Когда я спустился в долину, очень узкую, запертую
Она, эта бабочка, была искрой совершенного творчества, мыслеобразом, который если и принадлежал мне, то только частично. Я должен был отправить его кому-то другому. Так порой высказанная вслух строчка совсем в других устах обретает рифму и ритм.
Запрокинув голову, я всмотрелся в белёсое небо, и снежные хлопья садились на мои ресницы, мешая видеть. Хотелось, чтобы моя бабочка всё-таки вернулась, чтобы она показалась меж танцующего снегопада, как проблеск лета, надежда на будущее тепло.
Конечно, однажды возникшие чудеса вовсе не обязаны прилетать к тем, у кого они обрели жизнь. И то чувство, тесно сплетённое с мыслью-бабочкой, тоже исчезло, утратилось, вытекло с тающими на коже снежинками.
Стемнело, и я продолжил путь, лишь украдкой поглядывая на потемневшее, чернильное небо, всё так же роняющее снежные хлопья на уснувшие холмы. Впереди мне мерещилась дверь, очертания её ткались из многочисленных снежинок, а потом рассыпались, клубясь позёмкой. Стало ещё холоднее.
В какой-то момент я остановился, потому что тишина вокруг стала абсолютно нестерпимой, давящей, требующей разорвать себя звуком.
Тогда я высказал ещё одну мысль, на этот раз хорошо её запомнив. Я сравнил выгнувшийся небосвод с шатром, и пусть в этом не было ничего нового, бабочка всё же появилась, взмахнула в леденящем воздухе крыльями. Удивительно, но она не казалась лишней среди белых хлопьев, хотя кто и когда видел бабочек зимой?
Воспарив, снова закружившись, бабочка канула в чернильную лужу небес. И такое сравнение было много точнее, чем первое и избитое. Я усмехнулся, похоже, в этом мире я стал бы творцом бабочек, если бы только мне хотелось говорить больше.
Снегопад почти перестал.
Долина привела меня к реке, чёрные воды были слишком спокойными и безмолвно ловили снежинки. Мне даже представилось, что на самом деле небосвод — эта же самая река, и она приняла в себя весь снегопад, который сама и породила. Будто бы поток являлся Уроборос этого мира и сам себя начинал, сам себя заканчивая.

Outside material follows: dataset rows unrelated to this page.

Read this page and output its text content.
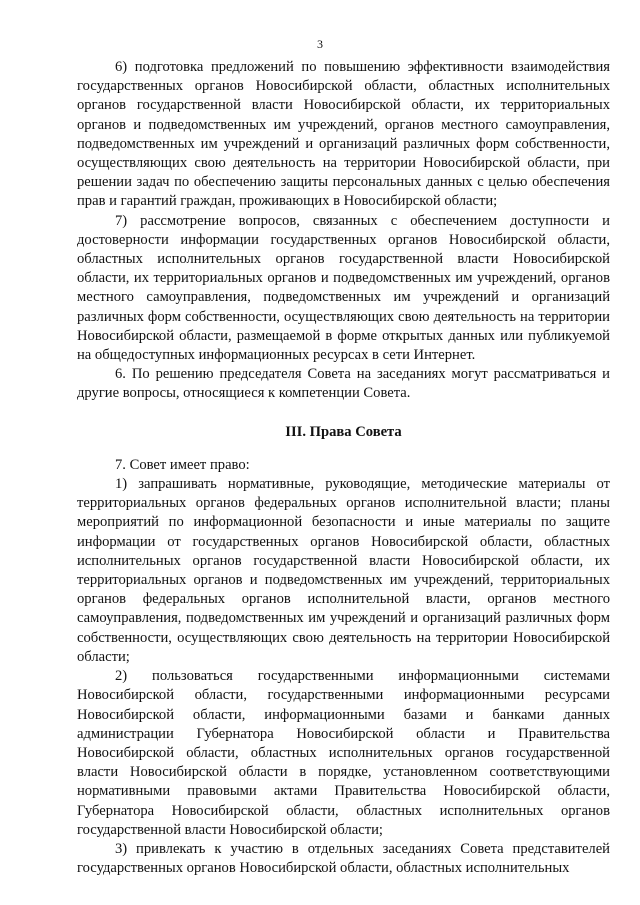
3

6) подготовка предложений по повышению эффективности взаимодействия государственных органов Новосибирской области, областных исполнительных органов государственной власти Новосибирской области, их территориальных органов и подведомственных им учреждений, органов местного самоуправления, подведомственных им учреждений и организаций различных форм собственности, осуществляющих свою деятельность на территории Новосибирской области, при решении задач по обеспечению защиты персональных данных с целью обеспечения прав и гарантий граждан, проживающих в Новосибирской области;

7) рассмотрение вопросов, связанных с обеспечением доступности и достоверности информации государственных органов Новосибирской области, областных исполнительных органов государственной власти Новосибирской области, их территориальных органов и подведомственных им учреждений, органов местного самоуправления, подведомственных им учреждений и организаций различных форм собственности, осуществляющих свою деятельность на территории Новосибирской области, размещаемой в форме открытых данных или публикуемой на общедоступных информационных ресурсах в сети Интернет.

6. По решению председателя Совета на заседаниях могут рассматриваться и другие вопросы, относящиеся к компетенции Совета.

III. Права Совета

7. Совет имеет право:

1) запрашивать нормативные, руководящие, методические материалы от территориальных органов федеральных органов исполнительной власти; планы мероприятий по информационной безопасности и иные материалы по защите информации от государственных органов Новосибирской области, областных исполнительных органов государственной власти Новосибирской области, их территориальных органов и подведомственных им учреждений, территориальных органов федеральных органов исполнительной власти, органов местного самоуправления, подведомственных им учреждений и организаций различных форм собственности, осуществляющих свою деятельность на территории Новосибирской области;

2) пользоваться государственными информационными системами Новосибирской области, государственными информационными ресурсами Новосибирской области, информационными базами и банками данных администрации Губернатора Новосибирской области и Правительства Новосибирской области, областных исполнительных органов государственной власти Новосибирской области в порядке, установленном соответствующими нормативными правовыми актами Правительства Новосибирской области, Губернатора Новосибирской области, областных исполнительных органов государственной власти Новосибирской области;

3) привлекать к участию в отдельных заседаниях Совета представителей государственных органов Новосибирской области, областных исполнительных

Где-то в холодном и тёмном его нутре прятались мои бабочки, тщетно ожидая, что кто-то найдёт их. Стоя на берегу, я едва не пожалел, что вообще отпустил их здесь.
***
Когда рядом со мной вспыхнул фонарь, я даже вздрогнул, не ожидав, что окажусь тут не один. Мягкий золотистый свет вычертил спокойное лицо — передо мной стояла девушка, убрав волосы в широкий капюшон.
— Твои бабочки были очень красивыми, — сказала она. Над нами взвилась хрустальная стрекоза, тут же исчезнув во мраке.
— Ты их видела, удивительно, — улыбнулся я. — Казалось, они навсегда пропали.
— Я вижу всех, кто тут есть, я — душа, — она поставила фонарь у своих ног, и луч зазолотил образовавшийся снежный ковёр. — А ты, странник, отчего ещё не ушёл?